A brief guide to Python's PuLP¶
PuLP is a Python library for linear programming written in a pythonic way.
Taxonomy and general approach¶
Linear, Integer and Mixed-integer programming¶
For a mathematical program to be a linear program you need the following conditions to be true:
- the decision variables must be real variables
- the objective must be a linear expression (wrt. the decision variables)
- the constraints must be linear expressions (wrt. the decision variables)
An integer program is a linear program in which all the decision variables need to have only integer values. Since most integer programs contain a mix of continuous variables and integer variables they are often known as mixed integer programs.
Note
Integer programs can be very difficult problems to solve and there is a lot of current research finding “good” ways to solve integer programs. Integer programs can be solved using the branch-and-bound process. For MIPs of any reasonable size the solution time grows exponentially as the number of integer variables increases.
The Optimisation Process¶
source: PuLP docs
- Getting the problem description
-
Formulating the (equivalent) mathematical program
- Identify the Decision Variables paying particular attention to units
- Formulate the Objective Function using the decision variables, we can construct a minimise or maximise objective function. The objective function typically reflects the total cost, or total profit, for a given value of the decision variables
- Formulate the Constraints, either logical or explicit to the problem description. Again, the constraints are expressed in terms of the decision variables.
- Identify the Data needed for the objective function and constraints. To solve your mathematical program you will need to have some "hard numbers" as variable bounds and/or variable coefficients in your objective function and/or constraints
-
Solving the mathematical program
-
Performing some post-optimal analysis
- how the optimal solution would change under various changes to the formulation?
- what the solution’s variable values mean in terms of the original problem description?
PuLP syntax¶
Variables definition¶
To define a set of variables we can declare a dictionary through LpVariable.dicts(var_name, var_index, lowBound, upBound, cat)
where:
- var_name is a string containing the name of the variable
- var_index contains the indices on which variables will be indexed (and will be used to set keys of the dictionary)
- lowBound is the lower bound of the domain of the variables
- upBound is the upper bound of the domain of the variables
- cat is the category of the variable (Integer, Binary or Continuous)
Example
To define an 10x1 array of binary variables \(x\) we can declare
x = LpVariable.dicts(
'my_binary_array',
range(10),
lowBound=0,
upBound=1,
cat='Binary'
)
To define \(X\) as a 5x4 matrix of integer variables \(x_{ij}\) such that \(0\leq x_{ij}\leq 7\) we can declare
X = LpVariable.dicts(
'my_integer_matrix',
[(i, j) for i in range(5) for j in range(4)],
lowBound=0,
upBound=7,
cat='Integer'
)
Problem definition¶
To define an instance of a given problem we first need to initialize it through problem = LpProblem(problem_name, problem_sense)
where:
- problem_name is a string containing the name of the problem
- problem_sense can be either LpMinimize (default) or LpMaximize
Example
To define a minimization problem, we can declare
my_problem = LpProblem("The most difficult problem ever", LpMinimize)

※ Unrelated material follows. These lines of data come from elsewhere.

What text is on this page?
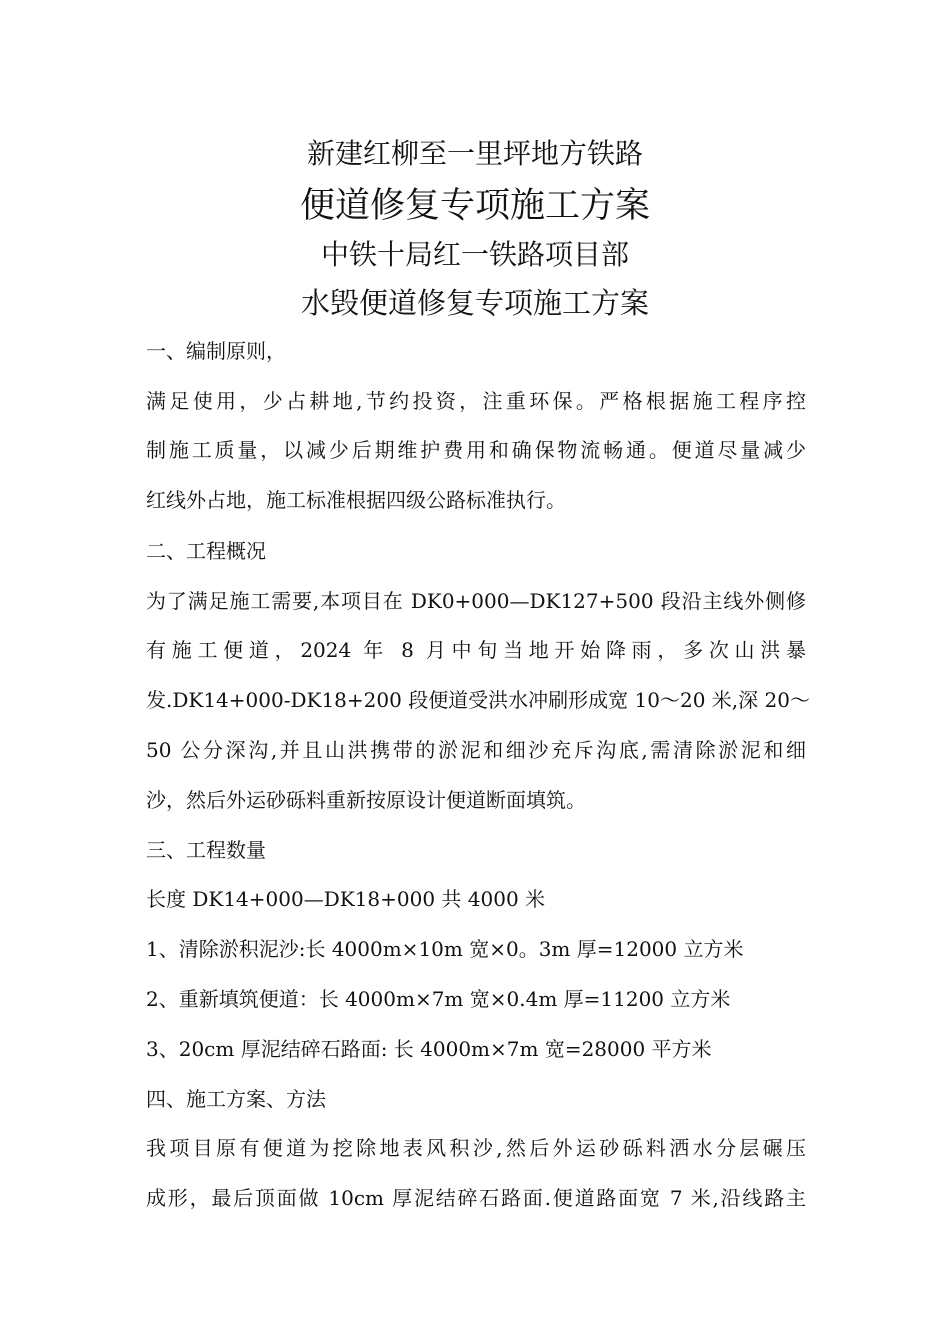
新建红柳至一里坪地方铁路
便道修复专项施工方案
中铁十局红一铁路项目部
水毁便道修复专项施工方案
一、编制原则，
满足使用，少占耕地,节约投资，注重环保。严格根据施工程序控
制施工质量，以减少后期维护费用和确保物流畅通。便道尽量减少
红线外占地，施工标准根据四级公路标准执行。
二、工程概况
为了满足施工需要,本项目在 DK0+000—DK127+500 段沿主线外侧修
有施工便道，2024 年 8 月中旬当地开始降雨，多次山洪暴
发.DK14+000-DK18+200 段便道受洪水冲刷形成宽 10～20 米,深 20～
50 公分深沟,并且山洪携带的淤泥和细沙充斥沟底,需清除淤泥和细
沙，然后外运砂砾料重新按原设计便道断面填筑。
三、工程数量
长度 DK14+000—DK18+000 共 4000 米
1、清除淤积泥沙:长 4000m×10m 宽×0。3m 厚=12000 立方米
2、重新填筑便道：长 4000m×7m 宽×0.4m 厚=11200 立方米
3、20cm 厚泥结碎石路面: 长 4000m×7m 宽=28000 平方米
四、施工方案、方法
我项目原有便道为挖除地表风积沙,然后外运砂砾料洒水分层碾压
成形，最后顶面做 10cm 厚泥结碎石路面.便道路面宽 7 米,沿线路主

To add the objective function into the defined instance, we can use the following syntax problem += objective_function, objective_function_desc
where:
- objective_function is the objective function expressed in terms of decision variables and possibly through the use of PuLP built in classes like
lpSum
and/orLpAffineExpression
- objective_function_desc is a string containing the description of the objective function to be minimized/maximized
Example
To add the (possible) function to be minimized \(\sum_{i\in I}a_ix_i\) to our problem we can set
my_problem += lpSum([a[i]*x[i] for i in my_indices]),\
"minimized this affine expression with coefficients a_i and variables x_i"
Constraints¶
For our problem to be completely defined we must add also the constraints related to the initialized instance using problem += constraint, constraint_desc
where:
- constraint is the expression which implements the constraint to be added possibly via the usage of the built-in class
LpConstraint
- constraint_desc is a string containing the description of the constraint
Example
To add to our problem a constraint in the form \(\sum_{i\in I}x_i\leq b\) we can set
my_problem += lpSum([x[i] for i in my_indices]) <= b
Solution & debug¶
To write a (verbose) file with the complete representation of the given problem, we can use problem.writeLP("problem_name.lp")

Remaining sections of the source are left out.